Voici la fin de ce qu’on appelle “Les 30 Glorieuses”, et l’entrée dans les cycles de crise économiques. Aux espoirs de liberté sans barrières, succède une période dure et violente. La crise économique, liée aux envolées du prix du pétrole, sévit à partir d 1873. Chômage: le mot s’installe dans le vocabulaire du quotidien et la vie des gens. Cette époque connaît de terribles mouvements sociaux, grèves longues et douloureuses, fermetures d’usines. Les villes trinquent! Sans parler même du conflit au Moyen-Orient, qui ne s’arrêteront pas de si tôt, entre terrorisme (Septembre Noir, Bande à Baader, Brigades Rouges) et répressions policières, on ne s’ennuie jamais! L’Amérique du sud subit coups d’État et dictatures: Argentine, Chili, Brésil, Bolivie… Quand n militaire prend le pouvoir, neuf fois sur dix la liberté s’éteint.
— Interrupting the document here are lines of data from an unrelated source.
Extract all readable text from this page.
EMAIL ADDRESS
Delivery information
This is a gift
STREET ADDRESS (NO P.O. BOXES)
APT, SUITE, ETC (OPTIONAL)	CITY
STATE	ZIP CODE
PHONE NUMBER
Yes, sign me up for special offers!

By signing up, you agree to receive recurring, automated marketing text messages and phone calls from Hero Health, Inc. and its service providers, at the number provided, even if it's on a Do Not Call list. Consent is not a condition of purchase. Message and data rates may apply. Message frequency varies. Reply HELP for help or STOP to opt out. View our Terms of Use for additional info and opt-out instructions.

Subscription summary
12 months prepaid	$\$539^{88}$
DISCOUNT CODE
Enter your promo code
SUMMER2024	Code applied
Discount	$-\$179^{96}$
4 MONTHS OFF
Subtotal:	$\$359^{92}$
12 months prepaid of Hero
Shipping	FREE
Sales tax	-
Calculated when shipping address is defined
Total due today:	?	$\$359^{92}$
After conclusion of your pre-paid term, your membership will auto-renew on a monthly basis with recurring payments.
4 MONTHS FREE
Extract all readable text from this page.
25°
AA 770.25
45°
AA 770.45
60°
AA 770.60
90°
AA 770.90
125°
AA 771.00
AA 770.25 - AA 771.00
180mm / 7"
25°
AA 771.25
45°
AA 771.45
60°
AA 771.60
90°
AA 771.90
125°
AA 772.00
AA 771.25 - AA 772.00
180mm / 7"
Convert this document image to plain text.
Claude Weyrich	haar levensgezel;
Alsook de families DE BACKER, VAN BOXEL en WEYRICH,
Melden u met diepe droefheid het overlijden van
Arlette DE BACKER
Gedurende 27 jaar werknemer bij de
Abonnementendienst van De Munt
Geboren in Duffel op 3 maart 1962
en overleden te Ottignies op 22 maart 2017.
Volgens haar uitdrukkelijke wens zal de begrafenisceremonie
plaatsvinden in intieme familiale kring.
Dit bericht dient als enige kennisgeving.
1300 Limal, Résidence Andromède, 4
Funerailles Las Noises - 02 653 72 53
À l’Est, le régime soviétique, colosse aux pieds d’argile, tiendra encore quinze ans. Mais de Léonid Plioutch à Vaclav Havel (un fan de rock occidental, futur Président de la République tchèque), les “dissidents” dénoncent la dictature, l’enfermement, l’absence de liberté d’expression. Les jeunes européens les croient parfois, mais s’en méfient aussi.Pas facile de remettre en cause les certitudes construites sur un rêve devenu un cauchemar…
La chanson française apparaît coupée en deux.
On compte en tout et pour tout trois radios officielles et trois chaînes de télévision. Elles soutiennent des artistes bien propres, aux sourires éclatants, scintillants dans de beaux costumes. Impeccables sous le brushing Dave, Ringo, Mika Brant, C.Jérôme, Stone et surtout Claude François chantent l’amour. C’est le règne de la chanson de variété! Par contraste, les jeunes “babas cools”, barbus, chevelus, hirsutes, mal fringués, sentent la peau de chèvre et le henné.
Ignorés des médias, influencés par la pop anglo-américaine et le renouveau des idées régionalistes, de nouveaux interprètes manient l’insolence, soutiennent les mouvement politiques gauchistes, expriment sans détour leur rejet du pouvoir en place. François Béranger, Maxime Le Forestier, Renaud, Bernard Lavilliers, commencent de longues et belles carrières. Ils existent par le bouche à oreille, remplissent les salles, souvent celles des concerts politiques (Fêtes de l’Huma, du PSU, Fête Rouge…). La crise s’accentue, cette décennie palpitante et cruelle vire au glauque. La jeune génération grandit dans la frustration, la dèche, la panade. Certains se tournent vers le hard-rock, salutaire exutoire. Autour de 76 déboulent les punks, aussi craspecs, méchants, vulgaires, que les stars sont sages et bien habillées! Leur message est limpide: “nous sommes moches dans un monde laid”.